According server-side's log, the time usage between server accepting socket and closing it is less than a miniute when we use python script.
Where is the Requests library spend its time?
After reading Requests's code, I find the lib will read the full content into memory and encode using the multipart/form-data mime format.
The function _encode_files is used to process file upload request. In the line:159 it read the full content of file. And then call encode_multipart_formdata() function to encode data in the line:169.
After this, the libaray can calculate the content length in request body and add 'Content-Length' header.
Why is curl upload file so fast?
Because http client need send 'Content-Length' header before send body. So we need calculate body size at first. When we upload file, loading file content into memory and encoding body and then calculating body size is a trivial solution.
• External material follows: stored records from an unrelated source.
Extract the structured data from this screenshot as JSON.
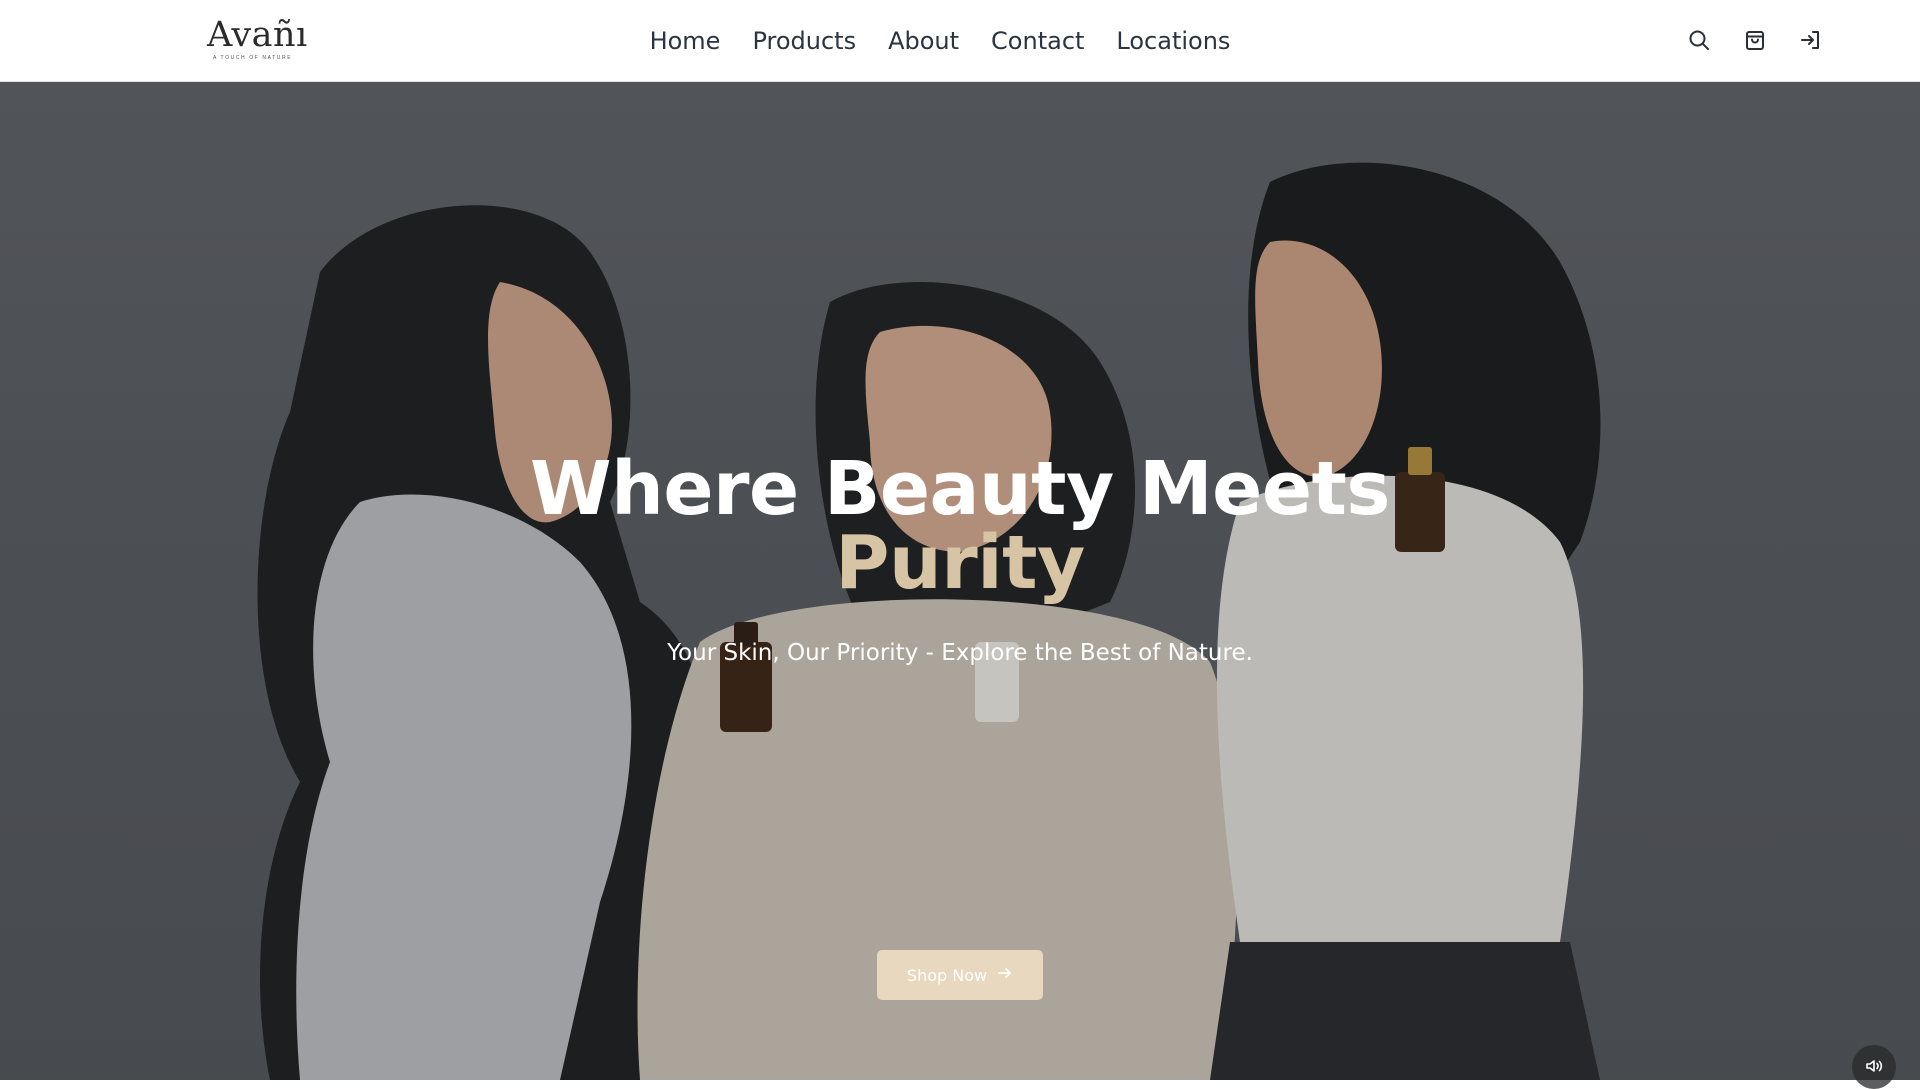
{
  "brand": {
    "name": "Avañı",
    "tagline": "A touch of nature"
  },
  "nav": {
    "items": [
      {
        "label": "Home"
      },
      {
        "label": "Products"
      },
      {
        "label": "About"
      },
      {
        "label": "Contact"
      },
      {
        "label": "Locations"
      }
    ]
  },
  "header_actions": {
    "icons": [
      "search-icon",
      "shopping-bag-icon",
      "sign-in-icon"
    ]
  },
  "hero": {
    "title_line1": "Where Beauty Meets",
    "title_accent": "Purity",
    "subtitle": "Your Skin, Our Priority - Explore the Best of Nature.",
    "cta_label": "Shop Now",
    "cta_icon": "arrow-right-icon",
    "sound_icon": "volume-icon"
  },
  "colors": {
    "accent": "#d7c4a4",
    "cta_background": "#e7d8bf",
    "nav_text": "#2a3442",
    "hero_overlay": "#55585d"
  }
}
So is the time usage difference caused by the performace difference between python and c++?
After reading curl's code, I find the programming language performance difference is not the only reason.
When curl build request to upload file, it will build mimepart structure to describe such a file. It will start to read file content until begin to send http body. When send http body, the curl will call structure method to read data. The related code is here.
When we cacluate http body size before send body content, we only need file size. The length of encoded content is unrelated to file content. The related code is here.
At last, I use pycurl to refactor my script and the script perforamce is same as the command curl.